Nota 3,0 Narrativa tediosa compromete boa premissa e conclusão com teor de denúncia
Diariamente nos chocarmos com notícias sobre atos cruéis praticados pelos próprios seres humanos contra os seus semelhantes, porém, mais chocante ainda é constatarmos que eles são mais comuns do que imaginamos e que em geral são motivados pela ganância financeira. E o que dizer quando este real objetivo ainda é travestido de boa ação, tem como alicerce falsos vínculos religiosos que escamoteiam redes criminosas? Produções que se passam em territórios exóticos costumam ter sua própria cartilha de clichês e explorar o tema exposto acima é um dos tópicos mais utilizados. Geralmente os filmes que usam os paradisíacos e ao mesmo tempo misteriosos cenários de países do Oriente Médio gostam de beber na fonte das crenças e lendas locais, podendo cair na armadilha de se tornarem aventuras em busca de tesouros escondidos, suspenses acerca de rituais maquiavélicos, entre outros temas já muito explorados. O cineasta Mark Heller optou em A Passagem por uma trama contemporânea e pertinente passada no Marrocos em meio a um cenário que remete ao passado e a histórias misteriosas.
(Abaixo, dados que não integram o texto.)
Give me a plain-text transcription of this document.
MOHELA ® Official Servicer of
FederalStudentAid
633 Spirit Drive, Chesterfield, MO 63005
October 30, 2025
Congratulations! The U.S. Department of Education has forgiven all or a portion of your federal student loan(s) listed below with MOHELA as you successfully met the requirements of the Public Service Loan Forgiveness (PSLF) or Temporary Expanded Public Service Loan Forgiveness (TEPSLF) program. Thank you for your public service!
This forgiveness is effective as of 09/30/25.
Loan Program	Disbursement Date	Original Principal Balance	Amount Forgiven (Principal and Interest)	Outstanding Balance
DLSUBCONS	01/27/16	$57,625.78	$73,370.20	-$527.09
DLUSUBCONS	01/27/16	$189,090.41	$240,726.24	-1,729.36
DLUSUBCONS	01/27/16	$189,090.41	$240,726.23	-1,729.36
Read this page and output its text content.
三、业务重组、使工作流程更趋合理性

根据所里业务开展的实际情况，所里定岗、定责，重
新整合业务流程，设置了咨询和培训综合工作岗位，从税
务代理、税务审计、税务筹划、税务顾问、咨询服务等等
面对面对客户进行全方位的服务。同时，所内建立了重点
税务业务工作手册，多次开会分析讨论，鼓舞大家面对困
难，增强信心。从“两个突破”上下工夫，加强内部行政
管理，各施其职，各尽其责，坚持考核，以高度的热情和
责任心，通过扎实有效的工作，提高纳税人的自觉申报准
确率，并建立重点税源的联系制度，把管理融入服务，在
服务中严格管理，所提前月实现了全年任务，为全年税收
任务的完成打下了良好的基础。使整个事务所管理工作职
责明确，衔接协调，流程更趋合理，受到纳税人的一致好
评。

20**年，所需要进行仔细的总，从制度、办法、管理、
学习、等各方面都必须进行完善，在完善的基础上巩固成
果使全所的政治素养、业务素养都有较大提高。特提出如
O velho e o novo se fundem nesse país como a certa altura constata o protagonista Luke (Stephen Dorff), um fotógrafo americano, e seu amigo inglês Adam (Neil Jackson, também autor do roteiro), estão viajando a passeio pelo território marroquino e encantam-se com a exótica Zahra (Sarai Givaty), uma nativa que seduz a ambos com seu jeito de recatada e beleza. Os rapazes a seguem até um remoto lugar localizado em uma região montanhosa, mas aos poucos sentem um crescente temor. Adam acaba sumindo misteriosamente e Luke se vê perdido em um claustrofóbico labirinto de túneis subterrâneos e passagens secretas que o levam a uma chocante revelação. A nativa logo no primeiro encontro contou ao fotógrafo a história de Aisha Kandisha, uma lenda local sobre uma mulher que usava sua beleza para conquistar os portugueses que no passado maltratavam e abusavam do povo marroquino, principalmente as damas. Quando fascinados ela os matava ou fazia com que eles brigassem entre si pelo seu amor até a morte, uma forma de conseguir vingar seu povo. Por esse fato, se o turista fosse um pouco mais atento já teria consciência de que a amizade com Zahra seria perigosa.
Apostando em uma temática de suspense e imprimindo realismo ao filme, a premissa é muito boa, mas infelizmente seu desenvolvimento é extremamente monótono, sensação que se acentua pela fotografia escura e falta de iluminação que dão a tônica da reta final, ainda que o início compense com um belo colorido que não agride o espectador, uma tendência pouco respeitada quando cineastas voltam suas lentes para terras pouco conhecidas e então tendem a confundir filme de ficção com publicidade turística. Além do aspecto visual que, embora interessante, é pouco funcional, faz muita falta alguns toques de aventura no roteiro, o clima de sedução de Zahra não é lá muito convincente e para ser um bom suspense o longa carece de um capricho maior para criar expectativas antes dos poucos sustos existentes se concretizarem. É perceptível que Heller queria fazer um trabalho fugindo dos principais macetes desse tipo de produção, mas acabou realizando algo com identidade nula. As coisas só melhoram um pouco quando chegamos aos minutos finais e, por incrível que pareça, porque justamente os clichês mais explícitos entram em cena. As descobertas feitas por Luke entre as tais passagens vão instigando o espectador até levá-lo ao clímax que pode surpreender aos mais desatentos, afinal passa longe de ser imprevisível a qualquer pessoa que tenha um pouco de conhecimento a respeito do Oriente Médio ou cultura cinematográfica. Quantos filmes existem sobre pessoas que viajam e acabam caindo em armadilhas? Só para citar alguns exemplos, Wolf Creek – Viagem ao Inferno retrata um assassino cruel que atuava em uma remota região da Austrália torturando turistas e o próprio Brasil já viu sua reputação de bom anfitrião ser balançada com o longa Turistas. Os momentos finais reforçam o estereótipo de que no Oriente a prática de rituais, sejam por motivos religiosos, para negócios ilícitos ou por pura maldade, ainda é um dos maiores riscos que os estrangeiros correm. Poderiam recorrer a algo mais original e menos degradante à imagem do local, mas, numa visão geral, pelo menos o final, mesmo questionável, salva A Passagem de ser um filme totalmente inútil. Porém, dependendo do ponto de vista, o espectador pode se sentir tão vítima quanto os próprios protagonistas da história.